C’est arrivé un jour, comme ça, je venais d’arriver ici, ou là, qui sait, mais j’étais nouveau, c’est clair. Je faisais mes choses, comme un professionnel, comme je peux, tu sais, comme je suis. Je ne t’ai pas vu ce jour là en fait, probablement intrigué par la voix, probablement intrigué par les mots, qui sortaient, un à un, avec une précision tranchante, intelligente, professionnelle. Je suis allé me balader, te chercher, te trouver, oh oui je t’ai trouvé, je me suis présenté, émerveillé. Des fois, la peur, ça fait gelé, quand on c’est abandonné dans le passé, la passion piétinée par la déception, j’ai ralenti, arrêté, avec cette envie de continuer. Donne-moi le temps, donne-moi la chance, ai-je réagi trop tard, quand toi tu voulais faire un voyage d’une vie avec moi, que je me suis caché dans mon coin, que j’ai regretté en fin. Le temps est passé, j’avais envie de t’avoir là, te savoir là à mes côtés, comme au début, comme ce jour-là.
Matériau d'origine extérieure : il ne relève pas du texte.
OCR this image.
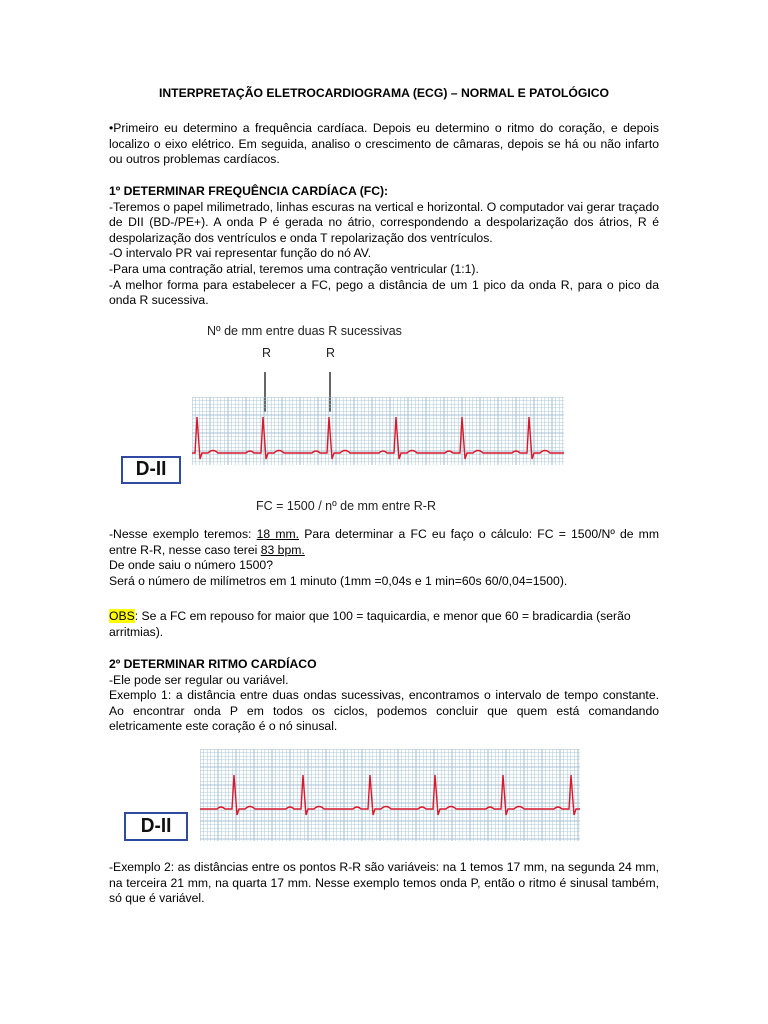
INTERPRETAÇÃO ELETROCARDIOGRAMA (ECG) – NORMAL E PATOLÓGICO
•Primeiro eu determino a frequência cardíaca. Depois eu determino o ritmo do coração, e depois localizo o eixo elétrico. Em seguida, analiso o crescimento de câmaras, depois se há ou não infarto ou outros problemas cardíacos.

1º DETERMINAR FREQUÊNCIA CARDÍACA (FC):

-Teremos o papel milimetrado, linhas escuras na vertical e horizontal. O computador vai gerar traçado de DII (BD-/PE+). A onda P é gerada no átrio, correspondendo a despolarização dos átrios, R é despolarização dos ventrículos e onda T repolarização dos ventrículos.

-O intervalo PR vai representar função do nó AV.

-Para uma contração atrial, teremos uma contração ventricular (1:1).

-A melhor forma para estabelecer a FC, pego a distância de um 1 pico da onda R, para o pico da onda R sucessiva.

Nº de mm entre duas R sucessivas
R	R
D-II
FC = 1500 / nº de mm entre R-R

-Nesse exemplo teremos: 18 mm. Para determinar a FC eu faço o cálculo: FC = 1500/Nº de mm entre R-R, nesse caso terei 83 bpm.

De onde saiu o número 1500?

Será o número de milímetros em 1 minuto (1mm =0,04s e 1 min=60s 60/0,04=1500).

OBS: Se a FC em repouso for maior que 100 = taquicardia, e menor que 60 = bradicardia (serão arritmias).

2º DETERMINAR RITMO CARDÍACO

-Ele pode ser regular ou variável.

Exemplo 1: a distância entre duas ondas sucessivas, encontramos o intervalo de tempo constante. Ao encontrar onda P em todos os ciclos, podemos concluir que quem está comandando eletricamente este coração é o nó sinusal.

D-II
-Exemplo 2: as distâncias entre os pontos R-R são variáveis: na 1 temos 17 mm, na segunda 24 mm, na terceira 21 mm, na quarta 17 mm. Nesse exemplo temos onda P, então o ritmo é sinusal também, só que é variável.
Je te sais, je te sens, c’est viscéral, j’ai envie de toi, j’ai envie de moi, j’ai envie de nous. J’ai envie de t’entendre me dire, à l’oreille que tu souffres du même mal, que tu m’aimes du même amour, que ce jour-là existe encore. Je ne veux pas voir la fin, pour moi, quand j’ai baissé les bras devant ce que je défendais, devant moi, pour m’abandonner à toi, t’ai-je effrayé? J’ai attendu des mots, des phrases, des heures, voire des mois à espérer que toi, que tu ne viennes, que tu me dises, que tu te souviennes, de ce jour-là. Aujourd’hui, je m’accroche, je t’aime, je pense à toi, je pense à ce jour là. Ce jour-là, qui je croyais être pour toujours, encore, hier, aujourd’hui et demain, un jour sans fin où je te voulais dans ma vie, sans voir le bout, avec l’innocence de l’enfance, un mot qui est resté pour moi, pour toujours… Ce jour-là, c’est aujourd’hui, mais aussi demain.